正反対なふたり
レシカを連れてヨエルの元に戻ると、彼はフィノの言いつけ通りに草むらに隠れていた。
「もどったよ。何もなかった?」
「うん、だいじょうぶ」
呼びかけると、ヨエルは草むらからひょっこりと顔を出して応じる。その腕の中にはマモンもいて、フィノの帰還に彼は大きな欠伸を零した。
『それでは、そろそろ眠るとしようかな』
「もう消えちゃうの?」
『そんなに寂しがらずとも……近いうちにまた顔を見せるよ』
寂しそうな顔をするヨエルを一瞥して、マモンは霧散して消えてしまう。
誰が見ても分かるくらいに落ち込んでいるヨエルだったが……陰鬱な気分を払うかのように、フィノの背後から少女が顔を覗かせた。
「はじめまして! わたし、レシカ。よろしくね!」
良く通る声で、開口一番。レシカは初対面のヨエルに自己紹介を始めた。それに何が何だか分からずに狼狽える少年。
目の前の少女、レシカはヨエルよりも少し背が高いハーフエルフの少女だ。歳も同じくらい。そして、ヨエルとは真逆な性格をしていた。
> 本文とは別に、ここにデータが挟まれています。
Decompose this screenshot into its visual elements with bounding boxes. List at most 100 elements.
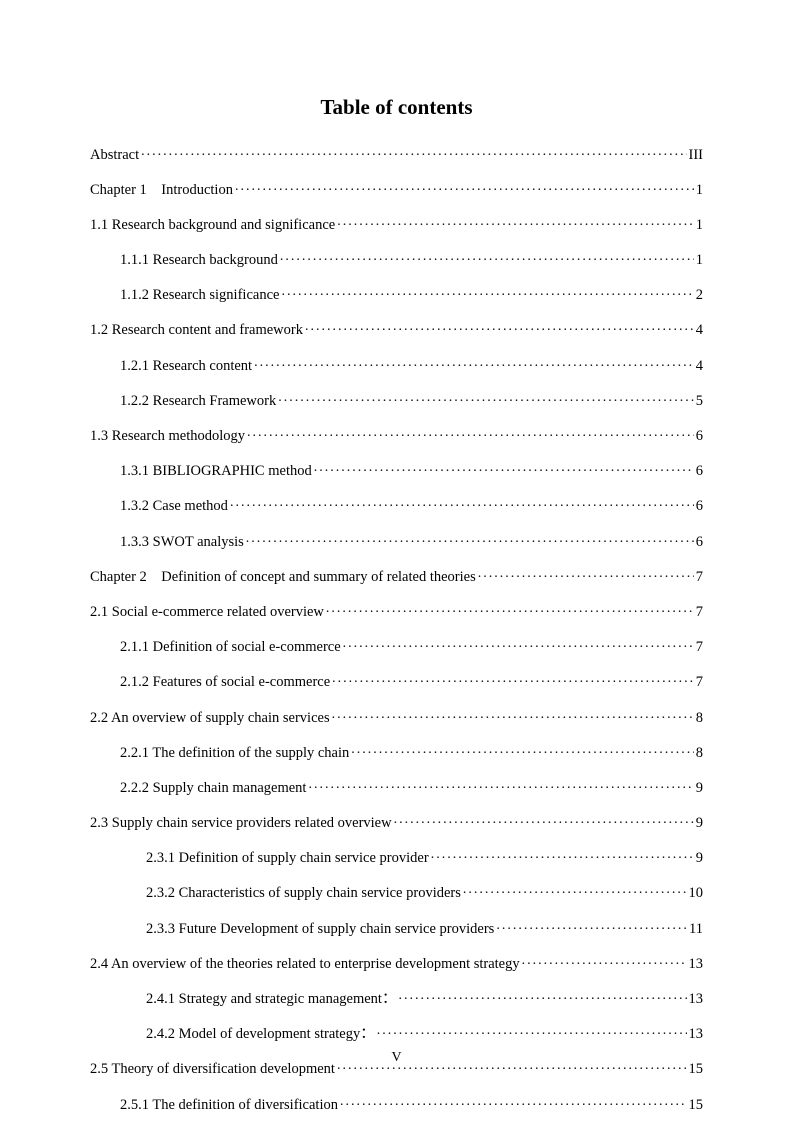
toc-leader-dots: [351, 742, 693, 757]
toc-entry: 2.1.1 Definition of social e-commerce 7: [90, 637, 703, 655]
toc-entry-label: 2.1 Social e-commerce related overview: [90, 605, 324, 620]
toc-entry-label: 1.3.1 BIBLIOGRAPHIC method: [120, 464, 312, 479]
toc-entry-label: 2.4.2 Model of development strategy：: [146, 1027, 375, 1042]
toc-entry: 1.2 Research content and framework4: [90, 320, 703, 338]
toc-entry: Chapter 1 Introduction1: [90, 179, 703, 197]
toc-leader-dots: [340, 1094, 687, 1109]
toc-entry-page: 9: [696, 816, 703, 831]
toc-entry-page: 7: [696, 640, 703, 655]
toc-entry: Abstract III: [90, 144, 703, 162]
toc-entry-label: 1.2.2 Research Framework: [120, 394, 276, 409]
toc-leader-dots: [377, 1024, 687, 1039]
toc-leader-dots: [230, 496, 694, 511]
toc-leader-dots: [246, 531, 694, 546]
toc-leader-dots: [496, 918, 687, 933]
toc-entry-label: Abstract: [90, 148, 139, 163]
toc-entry-label: 2.4 An overview of the theories related …: [90, 957, 520, 972]
page-number: V: [0, 1050, 793, 1066]
toc-leader-dots: [337, 214, 694, 229]
toc-entry: 2.4.1 Strategy and strategic management：…: [90, 989, 703, 1007]
toc-entry-label: 2.2.1 The definition of the supply chain: [120, 746, 349, 761]
toc-entry-label: Chapter 1 Introduction: [90, 183, 233, 198]
toc-leader-dots: [478, 566, 694, 581]
toc-entry-label: 1.3.2 Case method: [120, 499, 228, 514]
toc-entry-label: Chapter 2 Definition of concept and summ…: [90, 570, 476, 585]
toc-entry-label: 2.3 Supply chain service providers relat…: [90, 816, 392, 831]
toc-entry-label: 1.2.1 Research content: [120, 359, 252, 374]
toc-entry: Chapter 2 Definition of concept and summ…: [90, 566, 703, 584]
toc-leader-dots: [431, 848, 694, 863]
toc-leader-dots: [398, 989, 686, 1004]
toc-leader-dots: [332, 707, 694, 722]
toc-entry-page: 1: [696, 218, 703, 233]
toc-entry-label: 2.2.2 Supply chain management: [120, 781, 306, 796]
toc-leader-dots: [394, 813, 694, 828]
toc-entry-page: III: [689, 148, 704, 163]
toc-title: Table of contents: [90, 95, 703, 120]
toc-entry-page: 9: [696, 851, 703, 866]
toc-leader-dots: [278, 390, 694, 405]
toc-entry-page: 6: [696, 429, 703, 444]
toc-entry-page: 15: [689, 1098, 704, 1113]
toc-entry-page: 9: [696, 781, 703, 796]
toc-entry-page: 1: [696, 253, 703, 268]
toc-entry-label: 1.1 Research background and significance: [90, 218, 335, 233]
toc-entry: 1.3 Research methodology 6: [90, 426, 703, 444]
toc-entry-page: 7: [696, 605, 703, 620]
toc-entry-label: 2.4.1 Strategy and strategic management：: [146, 992, 396, 1007]
toc-entry-page: 6: [696, 535, 703, 550]
toc-leader-dots: [254, 355, 694, 370]
toc-entry: 1.1.2 Research significance 2: [90, 285, 703, 303]
toc-entry: 2.2.1 The definition of the supply chain…: [90, 742, 703, 760]
toc-entry: 1.2.2 Research Framework 5: [90, 390, 703, 408]
toc-entry: 1.3.2 Case method 6: [90, 496, 703, 514]
toc-entry-label: 2.3.1 Definition of supply chain service…: [146, 851, 429, 866]
toc-leader-dots: [280, 250, 694, 265]
toc-leader-dots: [463, 883, 687, 898]
toc-entry-label: 1.1.1 Research background: [120, 253, 278, 268]
toc-entry-page: 7: [696, 675, 703, 690]
toc-entry-page: 8: [696, 746, 703, 761]
toc-entry: 1.1 Research background and significance…: [90, 214, 703, 232]
toc-entry-label: 2.3.3 Future Development of supply chain…: [146, 922, 494, 937]
toc-entry: 2.4 An overview of the theories related …: [90, 953, 703, 971]
toc-leader-dots: [326, 601, 694, 616]
toc-entry-page: 13: [689, 1027, 704, 1042]
toc-entry: 2.5.1 The definition of diversification 1…: [90, 1094, 703, 1112]
document-page: Table of contents Abstract III Chapter 1 I…: [0, 0, 793, 1122]
toc-entry: 1.3.3 SWOT analysis6: [90, 531, 703, 549]
toc-entry-page: 4: [696, 359, 703, 374]
toc-entry: 2.3.3 Future Development of supply chain…: [90, 918, 703, 936]
toc-leader-dots: [247, 426, 694, 441]
toc-entry-page: 6: [696, 464, 703, 479]
toc-entry: 1.1.1 Research background 1: [90, 250, 703, 268]
toc-entry: 1.2.1 Research content 4: [90, 355, 703, 373]
toc-entry-label: 2.1.1 Definition of social e-commerce: [120, 640, 341, 655]
toc-leader-dots: [308, 777, 693, 792]
toc-entry-page: 5: [696, 394, 703, 409]
toc-entry-page: 11: [689, 922, 703, 937]
toc-entry: 2.3.2 Characteristics of supply chain se…: [90, 883, 703, 901]
toc-entry: 2.4.2 Model of development strategy： 13: [90, 1024, 703, 1042]
toc-entry: 2.3.1 Definition of supply chain service…: [90, 848, 703, 866]
toc-leader-dots: [235, 179, 694, 194]
toc-entry-label: 2.5.1 The definition of diversification: [120, 1098, 338, 1113]
toc-leader-dots: [343, 637, 694, 652]
toc-entry: 2.1 Social e-commerce related overview 7: [90, 601, 703, 619]
toc-entry: 2.2 An overview of supply chain services…: [90, 707, 703, 725]
toc-entry-label: 1.1.2 Research significance: [120, 288, 279, 303]
toc-entry-label: 2.2 An overview of supply chain services: [90, 711, 330, 726]
toc-leader-dots: [522, 953, 687, 968]
toc-entry-page: 4: [696, 323, 703, 338]
toc-entry-page: 6: [696, 499, 703, 514]
toc-entry-label: 1.3 Research methodology: [90, 429, 245, 444]
toc-entry-page: 2: [696, 288, 703, 303]
toc-leader-dots: [281, 285, 693, 300]
toc-leader-dots: [314, 461, 694, 476]
toc-leader-dots: [332, 672, 694, 687]
toc-entry-label: 2.1.2 Features of social e-commerce: [120, 675, 330, 690]
toc-list: AbstractIIIChapter 1 Introduction11.1 Re…: [90, 144, 703, 1112]
toc-entry-page: 7: [696, 570, 703, 585]
toc-leader-dots: [141, 144, 686, 159]
toc-entry: 2.3 Supply chain service providers relat…: [90, 813, 703, 831]
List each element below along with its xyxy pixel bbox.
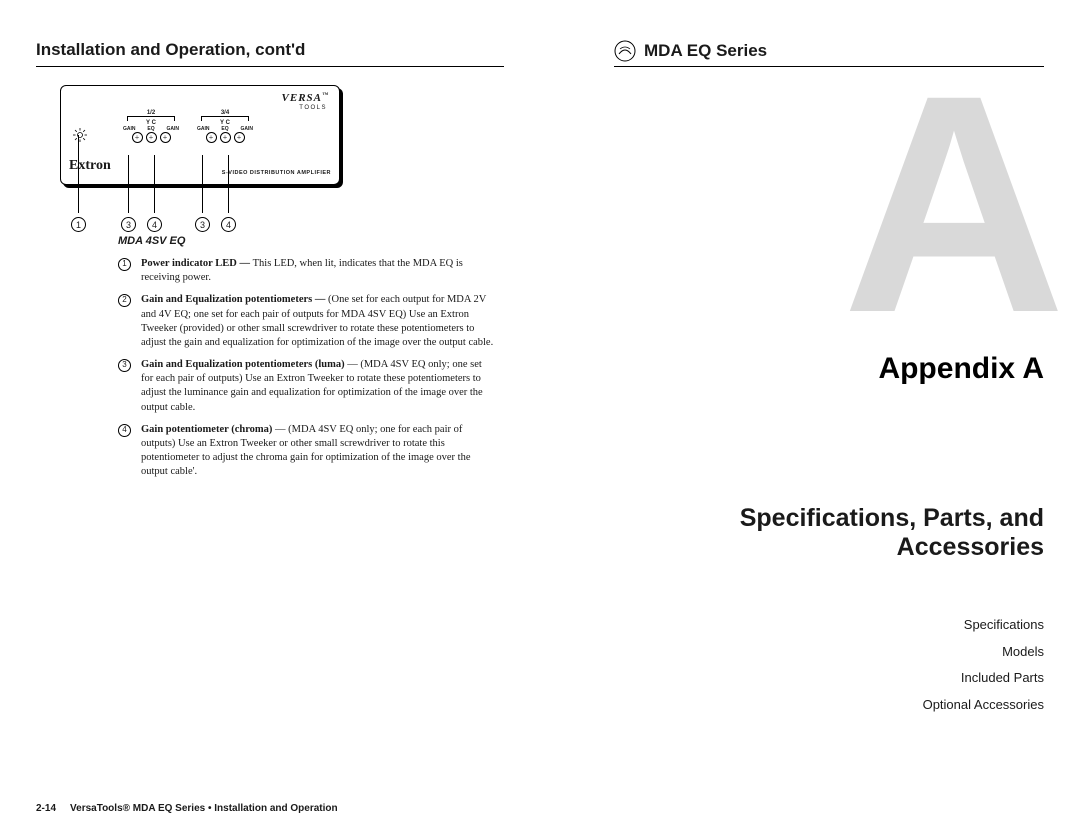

握手をしようとレシカが差し出した手を呆然と見つめて、ヨエルはぱちぱちと目を瞬かせた。
「な、なに?」
「はじめましての握手! したことないの?」
「うっ……そんなこと、ないけど」
咄嗟に口をついて出た嘘は、彼女にはバレなかった。けれど、いつまで経っても手を握ろうとしないヨエルに痺れを切らして、レシカは強引に彼の手を取るとブンブンと上下に振り抜く。
「よ! ろ! し! く! ね!」
「わ、わかったから! それやめて!」
げんなりとしたヨエルとは対照的に、レシカは満面の笑みを浮かべて笑っている。
なんでこの子はこんなに楽しそうなんだろう……内心でそう思いながらヨエルはフィノへと目配せした。
「あそこにいたから連れてきた。アルヴァフまで一緒に行くよ」
「えっ!」
「だから仲良くしてね。国に着くまで……六日くらいかかるから」
「ええっ!?」
フィノの発言にヨエルは目を円くして叫び声を上げる。
人見知りをしてしまうヨエルには、いくら歳が近いからといって初対面の人と何日も行動を共にするのは憂鬱すぎるのだ。
しかもレシカは、結構強引な所があるような気がする。きっと自分とは相容れないタイプなのだと、ヨエルは戦々恐々とした。
ひとり青ざめているヨエルを余所に、フィノは預けていた背嚢を背負うとこの後の予定を話し出す。
「とりあえず、水場を探して服と身体を洗って……少し早いけど野営の準備、しようか」
「まだお昼になったばかりだけど……」
襲ってきた男たちのおかげで、今日は殆ど進めていない。こうしてアジトまで来て人助けをしたおかげである。
不満げな顔をするヨエルに、フィノはそれらしい口上を述べた。
「ヨエルは野宿、初めてだからね。余裕持って、ってこと!」
それに洗った服も乾かさなければならないし、急いでいるわけでもないのだとフィノは説明した。
「先は長いんだから、のんびりいこう」
「はぁい」
「うん!」
テンション低めの返事をするヨエルに、元気よく応えるレシカ。
正反対な少年少女を見つめて、フィノは微かに笑みを零すのだった。